こんにちは、CSSファクトリーです。
今回の「系譜」シリーズで取り上げるのは、日本生まれのキャブオーバーバンが韓国に渡り、起亜(KIA)の手で独自の発展を遂げ、現代のEVモビリティ「PV5」に至るまでの経緯です。
※今回の記事はメーカー公式サイト「KIA The Dream of Mobility on Wheels」「Kia Bongo: A Steadfast Partner for Small Business Owners in South Korea」や、WEB公開情報を参照して執筆しています。
序章:起亜とマツダ—技術提携の原点は三輪トラック
起亜とマツダ(当時の社名は東洋工業)の関係は、初代ボンゴの発売よりずっと以前、1960年代の三輪トラックにさかのぼります。起亜産業は1962年、東洋工業との技術提携により、韓国初の国産三輪自動車「起亜マスタ K-360」を送り出しました。これはマツダの軽三輪トラック「K360」をそのままライセンス生産したもので、当時の狭い道路事情に適した輸送手段として韓国の物流を下支えしました。

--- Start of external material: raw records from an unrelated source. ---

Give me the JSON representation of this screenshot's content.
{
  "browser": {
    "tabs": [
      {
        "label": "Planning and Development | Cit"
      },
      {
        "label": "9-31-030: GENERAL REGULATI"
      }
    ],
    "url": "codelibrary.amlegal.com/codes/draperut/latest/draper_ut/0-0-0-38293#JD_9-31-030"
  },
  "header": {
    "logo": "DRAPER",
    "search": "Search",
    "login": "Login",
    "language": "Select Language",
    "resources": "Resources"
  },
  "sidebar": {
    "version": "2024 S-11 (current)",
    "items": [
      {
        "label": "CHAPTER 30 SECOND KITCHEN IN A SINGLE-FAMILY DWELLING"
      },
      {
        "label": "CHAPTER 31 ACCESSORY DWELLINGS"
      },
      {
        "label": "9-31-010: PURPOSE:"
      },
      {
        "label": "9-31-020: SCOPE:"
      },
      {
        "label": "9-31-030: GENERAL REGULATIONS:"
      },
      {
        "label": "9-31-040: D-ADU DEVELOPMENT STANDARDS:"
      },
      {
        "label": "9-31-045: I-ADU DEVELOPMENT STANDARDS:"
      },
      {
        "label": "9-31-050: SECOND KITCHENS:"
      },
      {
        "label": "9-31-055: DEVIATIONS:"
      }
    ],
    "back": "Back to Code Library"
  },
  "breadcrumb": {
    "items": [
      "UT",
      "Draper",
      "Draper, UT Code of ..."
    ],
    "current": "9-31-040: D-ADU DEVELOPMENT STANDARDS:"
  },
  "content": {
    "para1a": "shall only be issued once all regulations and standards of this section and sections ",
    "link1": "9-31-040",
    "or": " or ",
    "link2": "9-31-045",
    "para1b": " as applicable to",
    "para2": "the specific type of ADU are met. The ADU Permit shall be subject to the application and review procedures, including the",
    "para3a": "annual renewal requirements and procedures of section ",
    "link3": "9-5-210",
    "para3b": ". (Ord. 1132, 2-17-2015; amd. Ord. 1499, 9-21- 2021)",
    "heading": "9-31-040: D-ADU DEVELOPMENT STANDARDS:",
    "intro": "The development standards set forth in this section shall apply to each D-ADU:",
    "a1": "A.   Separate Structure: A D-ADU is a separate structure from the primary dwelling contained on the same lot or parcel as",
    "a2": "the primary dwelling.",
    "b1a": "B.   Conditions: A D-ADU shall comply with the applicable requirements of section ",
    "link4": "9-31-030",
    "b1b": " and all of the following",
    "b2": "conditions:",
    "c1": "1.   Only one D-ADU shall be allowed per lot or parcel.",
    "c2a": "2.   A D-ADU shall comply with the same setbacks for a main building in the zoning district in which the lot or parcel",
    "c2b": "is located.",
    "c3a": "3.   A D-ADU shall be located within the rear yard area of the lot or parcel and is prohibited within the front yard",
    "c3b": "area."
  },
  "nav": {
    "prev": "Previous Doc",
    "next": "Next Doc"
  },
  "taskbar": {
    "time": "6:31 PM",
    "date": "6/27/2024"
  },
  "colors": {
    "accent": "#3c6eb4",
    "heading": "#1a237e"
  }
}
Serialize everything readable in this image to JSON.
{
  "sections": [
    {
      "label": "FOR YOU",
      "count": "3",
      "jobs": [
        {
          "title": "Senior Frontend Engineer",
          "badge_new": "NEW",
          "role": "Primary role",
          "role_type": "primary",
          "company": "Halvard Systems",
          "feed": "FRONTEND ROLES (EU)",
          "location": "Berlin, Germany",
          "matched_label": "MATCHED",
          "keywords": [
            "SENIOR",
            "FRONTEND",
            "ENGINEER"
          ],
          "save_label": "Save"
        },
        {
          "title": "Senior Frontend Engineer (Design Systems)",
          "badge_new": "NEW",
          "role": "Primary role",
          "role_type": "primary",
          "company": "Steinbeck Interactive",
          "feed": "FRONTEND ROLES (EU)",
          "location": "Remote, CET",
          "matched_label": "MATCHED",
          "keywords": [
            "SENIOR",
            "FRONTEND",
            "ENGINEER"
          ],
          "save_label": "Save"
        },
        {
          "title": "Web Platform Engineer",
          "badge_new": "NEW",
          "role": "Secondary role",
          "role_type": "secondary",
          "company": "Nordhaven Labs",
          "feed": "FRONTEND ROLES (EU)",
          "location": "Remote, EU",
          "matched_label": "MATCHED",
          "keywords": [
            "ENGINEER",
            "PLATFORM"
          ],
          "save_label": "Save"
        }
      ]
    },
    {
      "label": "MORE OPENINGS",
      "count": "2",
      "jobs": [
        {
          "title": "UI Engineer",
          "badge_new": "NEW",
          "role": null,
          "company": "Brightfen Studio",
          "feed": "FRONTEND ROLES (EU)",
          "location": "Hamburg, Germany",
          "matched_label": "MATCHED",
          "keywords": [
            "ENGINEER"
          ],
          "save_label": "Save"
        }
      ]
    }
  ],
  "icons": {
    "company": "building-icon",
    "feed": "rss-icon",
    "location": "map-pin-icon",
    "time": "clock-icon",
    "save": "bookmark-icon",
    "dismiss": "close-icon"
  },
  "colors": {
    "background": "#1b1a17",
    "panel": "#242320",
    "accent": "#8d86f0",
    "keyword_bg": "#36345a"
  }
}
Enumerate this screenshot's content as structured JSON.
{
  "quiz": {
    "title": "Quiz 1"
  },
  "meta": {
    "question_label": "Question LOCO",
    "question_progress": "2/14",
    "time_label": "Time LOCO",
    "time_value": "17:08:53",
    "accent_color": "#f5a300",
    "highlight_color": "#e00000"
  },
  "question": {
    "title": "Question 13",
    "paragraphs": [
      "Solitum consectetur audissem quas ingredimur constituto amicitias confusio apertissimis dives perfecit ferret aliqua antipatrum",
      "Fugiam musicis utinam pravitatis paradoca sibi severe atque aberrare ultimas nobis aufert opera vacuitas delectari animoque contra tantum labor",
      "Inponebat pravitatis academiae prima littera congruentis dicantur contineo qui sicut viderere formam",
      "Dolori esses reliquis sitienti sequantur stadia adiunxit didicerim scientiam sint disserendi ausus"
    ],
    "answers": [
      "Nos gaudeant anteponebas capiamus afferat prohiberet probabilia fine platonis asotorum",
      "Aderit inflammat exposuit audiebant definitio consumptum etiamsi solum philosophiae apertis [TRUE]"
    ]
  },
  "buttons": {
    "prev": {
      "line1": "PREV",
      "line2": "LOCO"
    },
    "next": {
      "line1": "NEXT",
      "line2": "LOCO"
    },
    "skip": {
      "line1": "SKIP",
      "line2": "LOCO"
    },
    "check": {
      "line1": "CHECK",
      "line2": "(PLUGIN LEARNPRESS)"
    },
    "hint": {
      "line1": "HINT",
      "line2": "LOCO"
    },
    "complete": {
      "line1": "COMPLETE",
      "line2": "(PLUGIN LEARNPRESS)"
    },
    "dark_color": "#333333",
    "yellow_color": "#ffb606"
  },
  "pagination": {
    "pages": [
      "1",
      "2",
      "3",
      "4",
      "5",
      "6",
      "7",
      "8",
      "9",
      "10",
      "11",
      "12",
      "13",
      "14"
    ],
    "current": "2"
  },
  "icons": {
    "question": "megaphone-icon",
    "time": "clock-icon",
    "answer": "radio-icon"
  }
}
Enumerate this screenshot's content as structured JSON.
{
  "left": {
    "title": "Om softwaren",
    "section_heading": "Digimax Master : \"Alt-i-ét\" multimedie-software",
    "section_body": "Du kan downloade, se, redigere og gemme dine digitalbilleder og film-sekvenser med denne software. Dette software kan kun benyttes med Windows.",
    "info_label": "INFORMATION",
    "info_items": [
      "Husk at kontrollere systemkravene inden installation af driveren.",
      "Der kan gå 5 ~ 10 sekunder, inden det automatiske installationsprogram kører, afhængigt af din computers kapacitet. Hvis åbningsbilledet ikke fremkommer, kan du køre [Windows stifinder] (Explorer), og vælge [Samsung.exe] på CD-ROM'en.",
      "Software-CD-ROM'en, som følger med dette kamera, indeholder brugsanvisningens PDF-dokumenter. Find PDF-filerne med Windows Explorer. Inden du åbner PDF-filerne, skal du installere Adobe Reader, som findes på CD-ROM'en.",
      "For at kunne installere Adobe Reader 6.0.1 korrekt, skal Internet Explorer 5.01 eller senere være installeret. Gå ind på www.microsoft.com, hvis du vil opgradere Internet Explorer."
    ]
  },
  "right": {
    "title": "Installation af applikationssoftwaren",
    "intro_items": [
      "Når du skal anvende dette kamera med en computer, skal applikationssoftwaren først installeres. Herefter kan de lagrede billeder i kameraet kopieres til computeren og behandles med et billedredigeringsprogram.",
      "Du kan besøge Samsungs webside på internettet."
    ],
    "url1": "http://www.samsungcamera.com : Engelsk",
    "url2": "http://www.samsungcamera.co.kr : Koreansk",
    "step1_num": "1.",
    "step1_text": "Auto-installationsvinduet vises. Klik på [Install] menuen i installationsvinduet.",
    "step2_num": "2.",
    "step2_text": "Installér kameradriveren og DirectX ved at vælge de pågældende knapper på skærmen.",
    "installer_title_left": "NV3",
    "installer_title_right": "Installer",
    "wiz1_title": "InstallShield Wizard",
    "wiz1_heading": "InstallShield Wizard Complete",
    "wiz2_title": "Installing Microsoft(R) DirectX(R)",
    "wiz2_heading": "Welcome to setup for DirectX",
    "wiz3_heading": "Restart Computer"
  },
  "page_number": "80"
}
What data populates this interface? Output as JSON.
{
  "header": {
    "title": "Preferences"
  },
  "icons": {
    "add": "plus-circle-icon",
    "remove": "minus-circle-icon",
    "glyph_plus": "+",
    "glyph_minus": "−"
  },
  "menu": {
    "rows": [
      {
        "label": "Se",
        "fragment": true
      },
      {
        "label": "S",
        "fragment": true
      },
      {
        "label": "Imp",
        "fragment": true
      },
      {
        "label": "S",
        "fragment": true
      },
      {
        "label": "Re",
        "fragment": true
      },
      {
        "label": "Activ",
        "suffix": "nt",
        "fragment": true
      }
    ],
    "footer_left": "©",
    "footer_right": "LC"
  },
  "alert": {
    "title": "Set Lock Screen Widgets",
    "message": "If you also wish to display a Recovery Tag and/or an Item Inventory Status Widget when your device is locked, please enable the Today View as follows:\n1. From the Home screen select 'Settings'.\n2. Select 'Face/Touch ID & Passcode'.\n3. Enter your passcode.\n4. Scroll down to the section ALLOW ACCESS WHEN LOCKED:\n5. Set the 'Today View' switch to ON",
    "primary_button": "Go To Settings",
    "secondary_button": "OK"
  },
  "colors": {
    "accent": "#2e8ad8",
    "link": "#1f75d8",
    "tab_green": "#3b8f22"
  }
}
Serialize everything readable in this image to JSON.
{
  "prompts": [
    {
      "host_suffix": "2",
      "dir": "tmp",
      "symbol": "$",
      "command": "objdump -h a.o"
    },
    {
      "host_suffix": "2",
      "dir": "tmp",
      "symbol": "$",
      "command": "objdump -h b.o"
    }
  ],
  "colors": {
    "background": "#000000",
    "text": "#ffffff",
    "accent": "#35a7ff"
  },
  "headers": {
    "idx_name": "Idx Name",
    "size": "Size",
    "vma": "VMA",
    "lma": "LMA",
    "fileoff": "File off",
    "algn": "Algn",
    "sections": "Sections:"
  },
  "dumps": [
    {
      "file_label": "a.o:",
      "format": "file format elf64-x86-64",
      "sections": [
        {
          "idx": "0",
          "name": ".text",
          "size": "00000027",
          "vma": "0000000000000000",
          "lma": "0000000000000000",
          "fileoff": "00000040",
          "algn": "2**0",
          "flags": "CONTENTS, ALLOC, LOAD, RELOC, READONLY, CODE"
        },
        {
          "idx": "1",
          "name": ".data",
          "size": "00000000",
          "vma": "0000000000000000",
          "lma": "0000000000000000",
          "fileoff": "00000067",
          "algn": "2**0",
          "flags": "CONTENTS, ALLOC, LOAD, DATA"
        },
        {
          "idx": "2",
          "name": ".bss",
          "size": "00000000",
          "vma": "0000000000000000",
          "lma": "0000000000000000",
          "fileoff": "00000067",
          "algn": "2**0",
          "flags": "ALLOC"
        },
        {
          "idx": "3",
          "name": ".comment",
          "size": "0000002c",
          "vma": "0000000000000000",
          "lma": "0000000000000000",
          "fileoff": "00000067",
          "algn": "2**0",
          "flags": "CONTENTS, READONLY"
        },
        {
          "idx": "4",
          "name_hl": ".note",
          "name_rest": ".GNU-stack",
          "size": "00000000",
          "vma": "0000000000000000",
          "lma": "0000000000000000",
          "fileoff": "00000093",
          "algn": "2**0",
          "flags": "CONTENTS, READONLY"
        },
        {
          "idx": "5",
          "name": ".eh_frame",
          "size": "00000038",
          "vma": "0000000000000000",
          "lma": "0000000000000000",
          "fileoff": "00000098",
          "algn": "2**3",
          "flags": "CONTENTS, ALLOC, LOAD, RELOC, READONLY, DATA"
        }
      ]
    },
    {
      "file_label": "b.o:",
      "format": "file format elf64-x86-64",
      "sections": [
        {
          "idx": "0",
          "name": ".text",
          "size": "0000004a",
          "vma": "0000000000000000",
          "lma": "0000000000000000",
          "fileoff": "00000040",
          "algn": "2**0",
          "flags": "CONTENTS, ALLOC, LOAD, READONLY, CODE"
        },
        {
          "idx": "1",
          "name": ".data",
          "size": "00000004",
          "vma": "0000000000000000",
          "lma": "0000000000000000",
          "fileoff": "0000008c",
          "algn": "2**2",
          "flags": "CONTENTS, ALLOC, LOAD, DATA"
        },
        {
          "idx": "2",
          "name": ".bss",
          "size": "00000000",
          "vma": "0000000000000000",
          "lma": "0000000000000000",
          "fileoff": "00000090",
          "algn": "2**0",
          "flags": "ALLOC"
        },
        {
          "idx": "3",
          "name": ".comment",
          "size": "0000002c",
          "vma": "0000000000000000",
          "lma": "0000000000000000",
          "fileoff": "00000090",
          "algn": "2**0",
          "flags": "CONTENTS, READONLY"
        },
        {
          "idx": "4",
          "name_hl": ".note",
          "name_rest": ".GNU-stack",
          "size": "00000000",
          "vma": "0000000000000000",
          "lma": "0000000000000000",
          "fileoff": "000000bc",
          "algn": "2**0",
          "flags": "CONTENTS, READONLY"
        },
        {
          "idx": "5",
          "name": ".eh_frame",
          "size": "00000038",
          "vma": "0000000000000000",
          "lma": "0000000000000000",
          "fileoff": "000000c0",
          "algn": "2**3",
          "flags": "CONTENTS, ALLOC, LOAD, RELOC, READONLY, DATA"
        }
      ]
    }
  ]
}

続いて1963年には、マツダ「T1500」を基にした最大積載量1.5トンの「起亜T-1500」を投入。さらに1967年には、東洋工業との技術提携のもと、マツダ「T2000」をライセンス生産する形で最大積載量2トンの「起亜T-2000」を送り出しています。T-2000には、ダブルキャブ仕様やダンプ仕様など、マツダにはないボディバリエーションも用意されました。一方、K-360が担っていた小型・都市部向け需要は、1969年投入の後継モデル「起亜T-600」に引き継がれています。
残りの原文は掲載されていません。